Mark Smith was looking for “something adventurous” when he took up diving. He had started parachuting but he wanted something that could be more easily accessed. “Diving seemed to fit in between.”
He started diving n 1991 when he was in the army. “When I left the army my first job was a commercial diver. By the time I became a police officer I swore I would never dive for money again. Then I missed diving and one thing led to another and I joined our police dive team.” Smith, who is 45 and based in Nanaimo, British Columbia, is a member of the Royal Canadian Mounted Police. He instructs in re-breather diving.
Smith believes in non-stop learning. “As a diver, instructor and continual learner I firmly believe that divers should always strive to learn more. Whether it is the instructor, the book or the dives or your fellow students, you will always take away something that will make you a better diver. Shop around and make sure you look for quality instructors from reputable shops.”
There are also new experiences, such as crossing paths with wildlife. His most memorable experience under water was not with aquatic life but with a species that does more flying than swimming, although adept at both.

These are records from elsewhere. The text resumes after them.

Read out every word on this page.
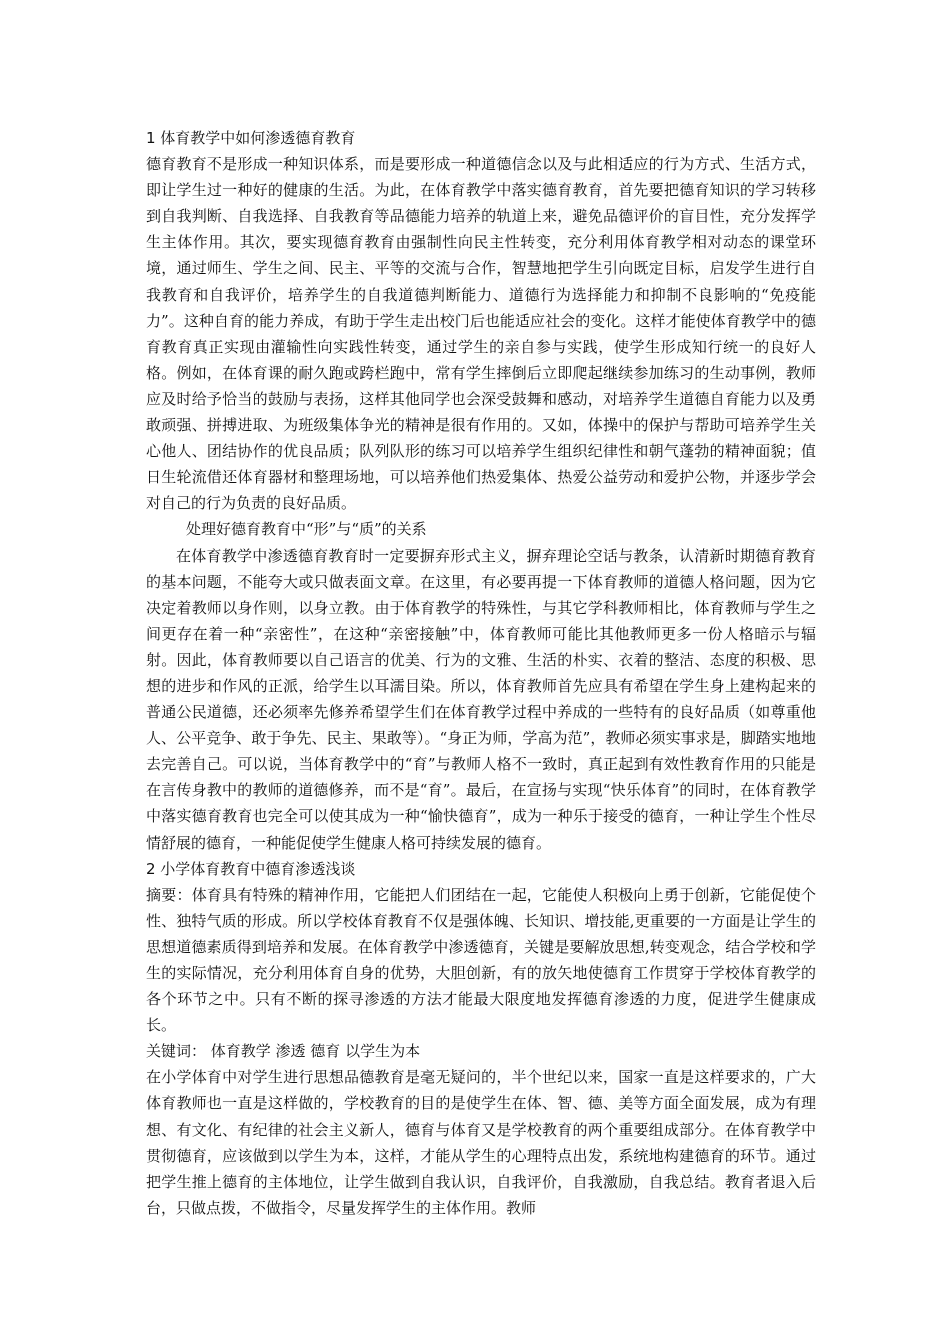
1 体育教学中如何渗透德育教育

德育教育不是形成一种知识体系，而是要形成一种道德信念以及与此相适应的行为方式、生活方式，即让学生过一种好的健康的生活。为此，在体育教学中落实德育教育，首先要把德育知识的学习转移到自我判断、自我选择、自我教育等品德能力培养的轨道上来，避免品德评价的盲目性，充分发挥学生主体作用。其次，要实现德育教育由强制性向民主性转变，充分利用体育教学相对动态的课堂环境，通过师生、学生之间、民主、平等的交流与合作，智慧地把学生引向既定目标，启发学生进行自我教育和自我评价，培养学生的自我道德判断能力、道德行为选择能力和抑制不良影响的“免疫能力”。这种自育的能力养成，有助于学生走出校门后也能适应社会的变化。这样才能使体育教学中的德育教育真正实现由灌输性向实践性转变，通过学生的亲自参与实践，使学生形成知行统一的良好人格。例如，在体育课的耐久跑或跨栏跑中，常有学生摔倒后立即爬起继续参加练习的生动事例，教师应及时给予恰当的鼓励与表扬，这样其他同学也会深受鼓舞和感动，对培养学生道德自育能力以及勇敢顽强、拼搏进取、为班级集体争光的精神是很有作用的。又如，体操中的保护与帮助可培养学生关心他人、团结协作的优良品质；队列队形的练习可以培养学生组织纪律性和朝气蓬勃的精神面貌；值日生轮流借还体育器材和整理场地，可以培养他们热爱集体、热爱公益劳动和爱护公物，并逐步学会对自己的行为负责的良好品质。

处理好德育教育中“形”与“质”的关系

在体育教学中渗透德育教育时一定要摒弃形式主义，摒弃理论空话与教条，认清新时期德育教育的基本问题，不能夸大或只做表面文章。在这里，有必要再提一下体育教师的道德人格问题，因为它决定着教师以身作则，以身立教。由于体育教学的特殊性，与其它学科教师相比，体育教师与学生之间更存在着一种“亲密性”，在这种“亲密接触”中，体育教师可能比其他教师更多一份人格暗示与辐射。因此，体育教师要以自己语言的优美、行为的文雅、生活的朴实、衣着的整洁、态度的积极、思想的进步和作风的正派，给学生以耳濡目染。所以，体育教师首先应具有希望在学生身上建构起来的普通公民道德，还必须率先修养希望学生们在体育教学过程中养成的一些特有的良好品质（如尊重他人、公平竞争、敢于争先、民主、果敢等）。“身正为师，学高为范”，教师必须实事求是，脚踏实地地去完善自己。可以说，当体育教学中的“育”与教师人格不一致时，真正起到有效性教育作用的只能是在言传身教中的教师的道德修养，而不是“育”。最后，在宣扬与实现“快乐体育”的同时，在体育教学中落实德育教育也完全可以使其成为一种“愉快德育”，成为一种乐于接受的德育，一种让学生个性尽情舒展的德育，一种能促使学生健康人格可持续发展的德育。

2 小学体育教育中德育渗透浅谈

摘要：体育具有特殊的精神作用，它能把人们团结在一起，它能使人积极向上勇于创新，它能促使个性、独特气质的形成。所以学校体育教育不仅是强体魄、长知识、增技能,更重要的一方面是让学生的思想道德素质得到培养和发展。在体育教学中渗透德育，关键是要解放思想,转变观念，结合学校和学生的实际情况，充分利用体育自身的优势，大胆创新，有的放矢地使德育工作贯穿于学校体育教学的各个环节之中。只有不断的探寻渗透的方法才能最大限度地发挥德育渗透的力度，促进学生健康成长。

关键词： 体育教学 渗透 德育 以学生为本

在小学体育中对学生进行思想品德教育是毫无疑问的，半个世纪以来，国家一直是这样要求的，广大体育教师也一直是这样做的，学校教育的目的是使学生在体、智、德、美等方面全面发展，成为有理想、有文化、有纪律的社会主义新人，德育与体育又是学校教育的两个重要组成部分。在体育教学中贯彻德育，应该做到以学生为本，这样，才能从学生的心理特点出发，系统地构建德育的环节。通过把学生推上德育的主体地位，让学生做到自我认识，自我评价，自我激励，自我总结。教育者退入后台，只做点拨，不做指令，尽量发挥学生的主体作用。教师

“I was on my surface-supplied course with the RCMP dive team and there were four of us plodding around in the muck at 40 feet of water. I am assuming there might have been pandemonium up top as they had been ordering us divers all over the place . . . We all were ordered to stop and face our lines, as the silt cleared I looked to my left and saw that the four of us were standing in line on a muddy ledge and all of us looking up at our hoses. Then, something caught my eye. In front of me appeared a Cormorant swimming past us and he kept checking over his wings to look at us. If a bird could have a stunned look, he certainly did. I then looked to the divers and noticed that everyone was staring at him swimming past us. In unison I could see these shiny helmets all turning to watch this bird swim past us. Seeing that bird in 40 feet of water trying to figure out why we were there will be etched in my mind forever.”
Asked if he could come back as a marine species what would it be, Smith replied “A Humpback whale, I would like to travel the world, again and again!”
Picking favourite dive sites is more difficult. “This is a hard one. There are so many excellent dives for so many different reasons. Earlier this year I got to visit the Tulum caves in the Yucatan peninsula in Mexico, I am hooked and can’t wait to go back.” Dive sites on his bucket list include Bikini Atoll, Truk Lagoon and Galapagos.
Asked about who he would like to have as a dive buddy, Smith replied “Ideally it would be Bob Teather, but to dive with my son and daughter would be a dream.” The late Bob Teather was an RCMP diver and dive instructor who was a driving force in developing an RCMP dive team in British Columbia.
The military and diving also remain close to Smith’s heart. An international Security Assistance Force (ISAF) coffee mug from Afghanistan sits on his bedside table. “There is a framed report from the Illustrated London News in July 25 1914 of the first underwater photograph ever taken and how it was done, hanging above me.”